Это он вскакивал на старенький велосипед — единственное средство транспорта — и неторопливо накручивал на колеса километры заснеженных, нечищенных, в колдобинах и выбоинах мостовых — на «другой конец света», на Васильевский остров или Обводный канал, чтобы доведаться, почему третий день не является на работу живущий дома сотрудник или чтобы раздобыть этому сотруднику в райвоенкомате отсрочку от нового призыва, ибо тот человек «занят выполнением наисрочнейшего, буквально ни на час не отлагаемого военно-технического задания».

Это он, как уже говорилось, разведав на складе несколько бочек олифы, наладил ее очистку от солей свинца и других вредных примесей и в самые трудные дни голода снабжал своих работников регенерированным льняным маслом, а когда своя олифа кончилась, вступил в соглашение с заводами, где олифа имелась, — чистил и ее, оговаривая для своих определенный процент «продукции».

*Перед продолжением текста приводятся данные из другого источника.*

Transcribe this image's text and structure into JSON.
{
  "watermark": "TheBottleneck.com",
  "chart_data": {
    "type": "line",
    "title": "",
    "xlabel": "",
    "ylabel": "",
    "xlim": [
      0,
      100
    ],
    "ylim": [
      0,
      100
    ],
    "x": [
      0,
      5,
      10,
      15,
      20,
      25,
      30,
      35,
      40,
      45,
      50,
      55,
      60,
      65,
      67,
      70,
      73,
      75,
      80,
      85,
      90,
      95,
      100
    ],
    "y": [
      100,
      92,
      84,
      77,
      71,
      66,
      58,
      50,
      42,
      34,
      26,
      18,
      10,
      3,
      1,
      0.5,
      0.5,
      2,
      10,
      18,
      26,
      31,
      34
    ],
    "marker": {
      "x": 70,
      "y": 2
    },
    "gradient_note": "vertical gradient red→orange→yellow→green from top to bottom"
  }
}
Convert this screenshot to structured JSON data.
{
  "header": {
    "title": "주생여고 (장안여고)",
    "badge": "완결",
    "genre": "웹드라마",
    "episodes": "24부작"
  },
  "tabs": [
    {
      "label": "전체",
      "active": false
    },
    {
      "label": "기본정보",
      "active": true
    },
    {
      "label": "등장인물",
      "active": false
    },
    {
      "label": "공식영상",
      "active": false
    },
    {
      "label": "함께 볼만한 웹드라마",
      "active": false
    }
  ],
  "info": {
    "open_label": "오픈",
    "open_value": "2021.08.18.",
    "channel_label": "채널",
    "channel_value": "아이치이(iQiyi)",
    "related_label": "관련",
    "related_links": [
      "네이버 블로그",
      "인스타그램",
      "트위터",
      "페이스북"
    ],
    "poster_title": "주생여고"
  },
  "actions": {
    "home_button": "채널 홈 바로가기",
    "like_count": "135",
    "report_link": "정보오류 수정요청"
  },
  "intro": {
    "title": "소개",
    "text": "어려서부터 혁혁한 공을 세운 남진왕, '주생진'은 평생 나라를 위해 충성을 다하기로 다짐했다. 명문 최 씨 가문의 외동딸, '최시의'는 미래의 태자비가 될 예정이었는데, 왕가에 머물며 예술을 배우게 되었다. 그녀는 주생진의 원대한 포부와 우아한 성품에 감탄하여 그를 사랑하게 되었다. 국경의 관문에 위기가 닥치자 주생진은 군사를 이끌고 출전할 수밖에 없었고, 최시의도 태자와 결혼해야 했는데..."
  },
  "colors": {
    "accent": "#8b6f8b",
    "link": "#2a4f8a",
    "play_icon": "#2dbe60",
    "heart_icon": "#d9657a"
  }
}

Это он — тоже из оговоренной доли — получал из деревообделочных мастерских сохранившийся там столярный клей и очищал его, освобождая от привкуса дохлятины, — и бывший клей становился пищевым продуктом.

Это он, деятельнейший член комиссии по реализации оборонных изобретений, заседавшей в Смольном, два-три раза в неделю крутил на велосипеде — десять километров туда, десять обратно — на заседания, на которых рапортовал о выполнении полученных ранее заданий, принимал задания новые, консультировал, подсказывал решения, был вдумчивым, строгим, доброжелательным экспертом.

Это он организовывал для каждого задания особые группы и обеспечивал их работу — материалами, советами, дружеским нажимом, строгим контролем, а временами и неизвестно как добываемыми в Смольном добавками к скудному пайку. И когда летом 1942 года «самой горячей точкой» стало размагничивание и в парке, за оградой института, бригада Валентины Иоффе, дочери академика, до ночи на свежем воздухе, вдали от металлического оборудованния, искажавшего показания, градуировала приборы, он, бессонный и громогласный, в три часа утра будил своих «размагнитчиков», весело напевая: «Я пришел к тебе с приветом, рассказать, что солнце встало….»

И это он, худой, жилистый — в чем лишь душа держалась, — широколобый, широкогубый, никогда сам не теряющий бодрости, ревниво следил, чтобы и товарищи не падали духом и не только аккуратно и в срок выполняли все умножающиеся военные задания, но и не забывали, что они ученые-физики, что у них имеются и свои исследовательские темы и что даже в нынешние тяжелые времена нельзя забрасывать научное творчество. И хоть в институте осталась лишь малая толика прежнего коллектива, он периодически созывал ученые совещания, и на них заслушивались отчеты по темам, обсуждались подготовленные диссертации — и не было случая, чтобы потом — уже на нормальном Ученом совете — не присуждалась научная степень за работы, проделанные и получившие одобрение в эти блокадные годы…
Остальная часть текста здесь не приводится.